Here I was, pushing my lad out to sea in an outboard motor-driven, rigid dinghy that he’d saved up for and bought himself.
It was our third attempt at launching this bloody thing. The boat’s a little worn but in perfectly good nick. It was most definitely our shared incompetence and not the aged imperfections of the equipment causing the grief..
One last shove and off he went…
As he rowed away, out of my wading depth, and lowered the motor, ready to start the boat, cold anticipation crashed over me, literally. I was about to let my 16-year-old boy loose in the sea, the captain of his very own ship.
It is a metaphor that most certainly isn’t lost on me - not in the moment and even less so now. The thing is, he is more man than boy, and that’s when you have to let them go; all you can do is be there. It’s the epitome of bittersweet. You’re sad because your child is all but gone; you’re so very proud because the man he will become is shining through. Of course, you are still needed and will likely always be needed…it’s just a bit different, that’s all.
So, back to the freezing cold channel and the man-boy in the boat…
Try as he did, the engine wouldn’t start, two-stroke, petrol-oil mix all good but not even a splutter of blue smoke as he pulled the rip-chord time and again.

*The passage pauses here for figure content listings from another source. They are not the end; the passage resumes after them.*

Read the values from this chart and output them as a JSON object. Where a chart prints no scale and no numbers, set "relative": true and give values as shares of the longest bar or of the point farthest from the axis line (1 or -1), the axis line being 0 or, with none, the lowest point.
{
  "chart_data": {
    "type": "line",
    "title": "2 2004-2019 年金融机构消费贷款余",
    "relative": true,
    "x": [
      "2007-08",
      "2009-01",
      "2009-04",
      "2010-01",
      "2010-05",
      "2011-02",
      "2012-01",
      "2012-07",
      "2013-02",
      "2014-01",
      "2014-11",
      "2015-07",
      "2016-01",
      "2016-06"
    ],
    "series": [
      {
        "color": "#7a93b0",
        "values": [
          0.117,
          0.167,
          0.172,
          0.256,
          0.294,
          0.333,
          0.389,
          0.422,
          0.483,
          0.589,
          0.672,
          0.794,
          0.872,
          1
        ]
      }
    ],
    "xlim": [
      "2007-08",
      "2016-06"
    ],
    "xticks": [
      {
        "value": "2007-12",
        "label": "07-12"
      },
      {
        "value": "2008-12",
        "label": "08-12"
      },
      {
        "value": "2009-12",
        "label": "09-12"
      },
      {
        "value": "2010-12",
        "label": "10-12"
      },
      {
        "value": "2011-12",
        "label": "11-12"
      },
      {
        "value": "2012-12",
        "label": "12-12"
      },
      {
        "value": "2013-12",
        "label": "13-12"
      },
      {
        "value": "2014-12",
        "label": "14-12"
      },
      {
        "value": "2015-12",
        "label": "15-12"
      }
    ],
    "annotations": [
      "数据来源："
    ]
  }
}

By now he’s drifting, the current pushing him 500 metres or so along the beach, and maybe 300 metres out to sea…it’s not happening; it’s getting dark, and as one with a mildly neurotic disposition around safety, everything’s become a bit squeaky bum time for me tbh. I’m about to call it and signal him to shore when he pulls the plug on today’s aquatic adventure himself and starts heading for the beach.
An attempt to take to the open ocean has ended in failure for the third time. Or has it?

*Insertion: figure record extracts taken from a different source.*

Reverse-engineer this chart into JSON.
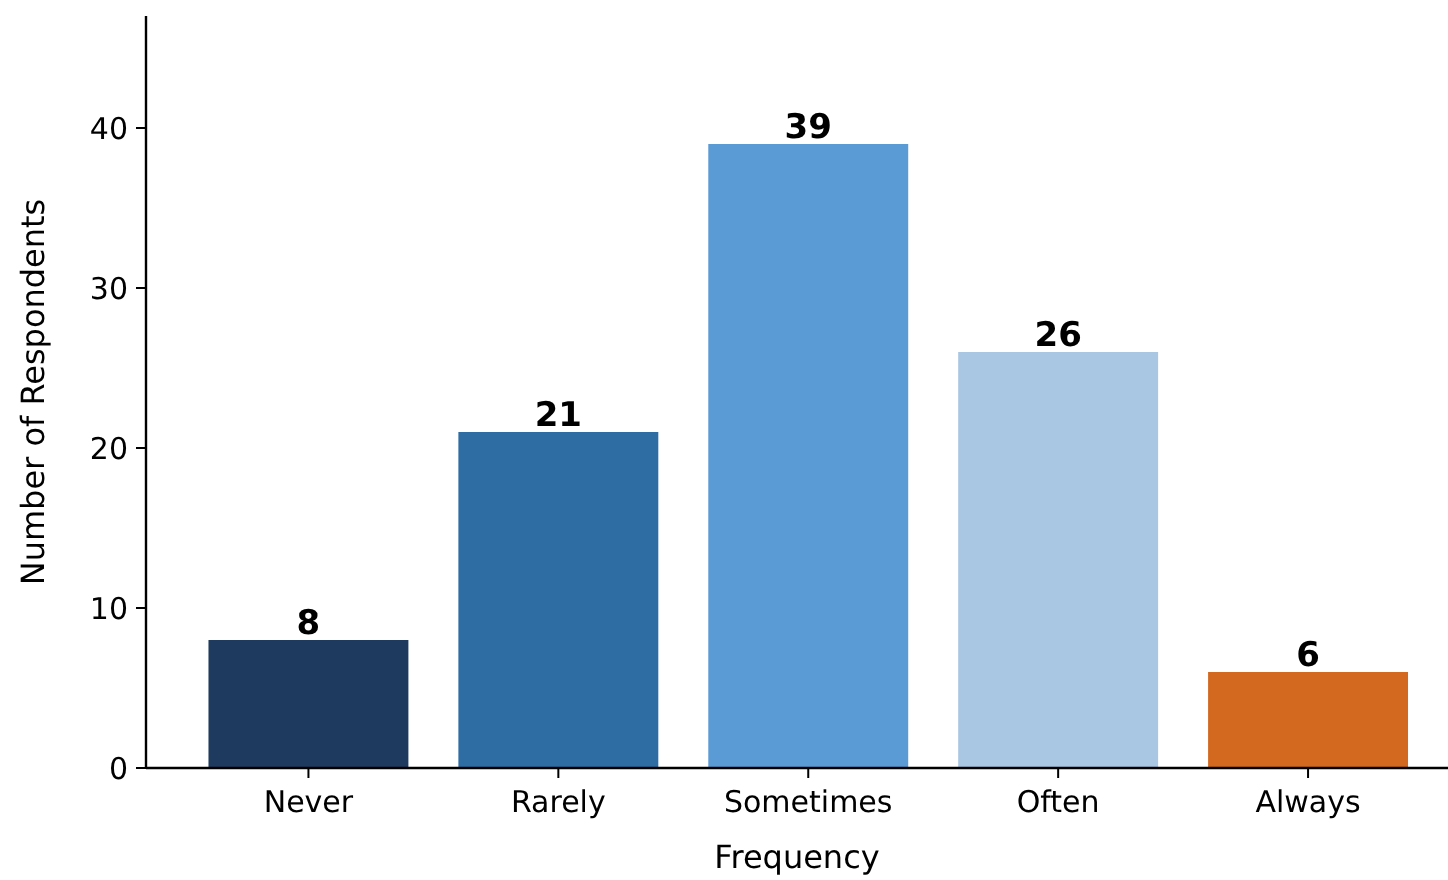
{
  "chart_data": {
    "type": "bar",
    "xlabel": "Frequency",
    "ylabel": "Number of Respondents",
    "categories": [
      "Never",
      "Rarely",
      "Sometimes",
      "Often",
      "Always"
    ],
    "values": [
      8,
      21,
      39,
      26,
      6
    ],
    "colors": [
      "#1f3a5f",
      "#2e6da4",
      "#5b9bd5",
      "#a9c6e3",
      "#d2691e"
    ],
    "ylim": [
      0,
      47
    ],
    "yticks": [
      0,
      10,
      20,
      30,
      40
    ],
    "data_labels": true
  }
}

I jogged along the beach to help him haul his ship out of the water and as we dismounted the engine, deflated the boat and loaded it all into the car for the third time that week without having really got going, I was struck by just how much I was enjoying this.

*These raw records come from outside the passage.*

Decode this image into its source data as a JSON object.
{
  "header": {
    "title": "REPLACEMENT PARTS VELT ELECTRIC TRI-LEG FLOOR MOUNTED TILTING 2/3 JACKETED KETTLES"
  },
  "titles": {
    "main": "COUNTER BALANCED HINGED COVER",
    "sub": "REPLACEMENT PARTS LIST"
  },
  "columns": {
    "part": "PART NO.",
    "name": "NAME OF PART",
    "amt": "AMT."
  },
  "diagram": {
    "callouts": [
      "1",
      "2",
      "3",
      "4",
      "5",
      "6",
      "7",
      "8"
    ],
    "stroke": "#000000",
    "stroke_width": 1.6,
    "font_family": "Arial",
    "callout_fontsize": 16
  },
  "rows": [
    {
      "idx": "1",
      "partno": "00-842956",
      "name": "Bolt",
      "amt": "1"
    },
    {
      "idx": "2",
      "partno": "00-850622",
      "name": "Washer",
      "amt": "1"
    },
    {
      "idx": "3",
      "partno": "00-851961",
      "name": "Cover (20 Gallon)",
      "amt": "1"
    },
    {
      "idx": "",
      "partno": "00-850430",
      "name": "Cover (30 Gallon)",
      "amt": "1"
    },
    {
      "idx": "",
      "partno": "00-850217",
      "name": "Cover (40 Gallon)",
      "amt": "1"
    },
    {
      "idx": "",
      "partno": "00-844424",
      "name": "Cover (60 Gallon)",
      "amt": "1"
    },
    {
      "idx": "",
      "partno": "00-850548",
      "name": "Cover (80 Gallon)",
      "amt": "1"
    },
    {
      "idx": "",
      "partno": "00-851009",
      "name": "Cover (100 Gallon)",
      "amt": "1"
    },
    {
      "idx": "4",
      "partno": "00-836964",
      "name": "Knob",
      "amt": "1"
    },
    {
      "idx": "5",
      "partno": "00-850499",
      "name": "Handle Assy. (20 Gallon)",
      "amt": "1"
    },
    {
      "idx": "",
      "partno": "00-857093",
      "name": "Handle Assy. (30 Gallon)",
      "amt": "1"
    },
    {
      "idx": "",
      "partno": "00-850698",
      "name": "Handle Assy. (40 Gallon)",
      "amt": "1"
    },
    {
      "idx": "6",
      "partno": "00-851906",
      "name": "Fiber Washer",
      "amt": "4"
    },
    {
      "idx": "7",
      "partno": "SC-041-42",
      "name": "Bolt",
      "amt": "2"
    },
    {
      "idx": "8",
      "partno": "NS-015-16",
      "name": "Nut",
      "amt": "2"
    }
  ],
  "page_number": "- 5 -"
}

I approached the subject of disappointment, but he said the learning and the fact that we were doing this together made it easier. He didn’t particularly mean that it was my fatherly presence, rather there being two of us made it easier. But that’s the point isn’t it. Doing something together, regardless of familial relationships, makes even difficult and emotionally challenging things easier.
We’ll likely not have another chance until the late spring now and that bothers me a bit. I don’t know if it was the elemental nature of it, the male bonding thing or my need to continue to be a father… perhaps it is all three. Whatever the rationale, a third failed launch has proven a resounding success for me.
No one teaches you to be a parent. All we can do is let them go when the time is right, and when they start to drift, be there, ready to help them out and get them ready for another day. And if I can keep being here to do that then there’s not a lot more I could ask for in life, really.